I forced myself to study the square photograph in black
and white at the bottom. It was tasteful. Classic. Just like him.
Dark hair neatly combed rather than tousled. Piercing eyes
that I knew were ice blue behind rimmed glasses. A set jaw
that had only become more angular with time. No sign of the
dimple that appeared in his left check when he was amused.
I traced the name printed in classic font under the photograph.
J William. Not the name I had known him by. I
handed the book back to Sid like it might explode in my
hand.
“Quinn?”
I heard Sid say my name through the aftershock of my
worlds colliding. The current one where I was a confident,
witty, wildly successful East Coast veterinarian and the other
one. The one I had left behind. “Yeah?” My voice cracked,
earning an arched brow from Sid.
“I said what do you think?”
“About the book?”
“No about the geopolitics of British colonialism.” Her
hands went to her hips. “Yes, about the book.”

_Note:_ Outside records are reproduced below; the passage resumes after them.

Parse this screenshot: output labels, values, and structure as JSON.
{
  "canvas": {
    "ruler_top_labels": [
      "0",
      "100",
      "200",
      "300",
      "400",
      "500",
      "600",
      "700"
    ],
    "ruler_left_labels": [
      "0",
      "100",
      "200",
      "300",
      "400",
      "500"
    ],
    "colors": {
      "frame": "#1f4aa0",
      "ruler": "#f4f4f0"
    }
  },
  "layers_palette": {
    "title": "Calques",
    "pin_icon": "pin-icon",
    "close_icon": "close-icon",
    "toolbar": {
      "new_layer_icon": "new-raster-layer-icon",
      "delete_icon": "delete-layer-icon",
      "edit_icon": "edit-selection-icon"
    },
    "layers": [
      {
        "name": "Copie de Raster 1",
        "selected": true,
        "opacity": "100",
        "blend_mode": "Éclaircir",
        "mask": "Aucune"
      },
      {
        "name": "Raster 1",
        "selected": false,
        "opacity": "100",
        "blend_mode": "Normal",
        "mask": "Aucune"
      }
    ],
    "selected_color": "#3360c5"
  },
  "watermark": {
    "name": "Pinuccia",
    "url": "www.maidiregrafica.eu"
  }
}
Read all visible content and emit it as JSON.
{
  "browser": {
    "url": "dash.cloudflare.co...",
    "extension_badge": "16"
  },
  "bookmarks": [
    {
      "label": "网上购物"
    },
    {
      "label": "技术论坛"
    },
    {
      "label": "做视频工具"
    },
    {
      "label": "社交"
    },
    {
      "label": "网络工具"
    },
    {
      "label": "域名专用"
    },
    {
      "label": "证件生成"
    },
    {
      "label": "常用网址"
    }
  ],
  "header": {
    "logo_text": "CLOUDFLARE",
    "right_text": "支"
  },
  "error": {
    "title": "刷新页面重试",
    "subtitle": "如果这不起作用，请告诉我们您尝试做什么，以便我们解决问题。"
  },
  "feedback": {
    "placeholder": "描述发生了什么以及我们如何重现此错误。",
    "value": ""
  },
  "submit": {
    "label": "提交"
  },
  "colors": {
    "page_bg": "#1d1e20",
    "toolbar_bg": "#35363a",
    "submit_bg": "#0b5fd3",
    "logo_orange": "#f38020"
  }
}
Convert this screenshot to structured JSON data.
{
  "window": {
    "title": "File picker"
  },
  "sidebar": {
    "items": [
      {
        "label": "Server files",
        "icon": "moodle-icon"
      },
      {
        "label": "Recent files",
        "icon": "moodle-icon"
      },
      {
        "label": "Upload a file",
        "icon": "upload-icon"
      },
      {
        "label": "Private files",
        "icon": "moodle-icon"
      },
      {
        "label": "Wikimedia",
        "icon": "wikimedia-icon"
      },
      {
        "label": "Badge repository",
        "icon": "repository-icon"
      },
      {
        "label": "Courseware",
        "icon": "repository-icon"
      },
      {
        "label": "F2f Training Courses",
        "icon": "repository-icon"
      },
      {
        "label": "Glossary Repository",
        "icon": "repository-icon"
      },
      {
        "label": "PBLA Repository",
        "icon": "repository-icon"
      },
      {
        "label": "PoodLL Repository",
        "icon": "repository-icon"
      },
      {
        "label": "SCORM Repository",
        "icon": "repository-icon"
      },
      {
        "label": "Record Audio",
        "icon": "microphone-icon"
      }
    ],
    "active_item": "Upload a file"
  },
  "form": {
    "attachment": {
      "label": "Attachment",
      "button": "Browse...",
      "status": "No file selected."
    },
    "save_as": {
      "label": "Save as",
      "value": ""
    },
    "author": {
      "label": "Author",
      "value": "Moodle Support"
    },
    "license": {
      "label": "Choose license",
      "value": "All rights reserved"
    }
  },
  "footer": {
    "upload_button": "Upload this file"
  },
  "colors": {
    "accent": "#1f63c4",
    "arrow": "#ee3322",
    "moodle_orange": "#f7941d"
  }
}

I swallowed hard as I watched a spider scurry across the
shelf above Sid’s head. I focused on where my feet met the
ground just like Brené Brown had taught me and ignored the
panic in my chest. “It’s perfect,” I said with a wide, forced
smile. And it was. Undeniably. Irrevocably. Perfect. I immediately
hated the sight of it.
“It’s exactly what I was looking for.” Sid hugged the book
to her chest, bright toothy smile stretching between her
rounded cheeks, before making a beeline for the checkout
counter.
I followed behind her, weaving through the maze of
Cherry Hill Books until I pushed through the glass door and
staggered onto the sidewalk.
I closed my eyes, tilting my face toward the welcome
appearance of a mid-afternoon sun. Hoping. Praying that the
waning autumn light was enough to burn holes through the
picture in my mind. The fading curled photograph of a desolate
country road, a boy leaning against his car. A boy who
was beautiful and lost in every way possible.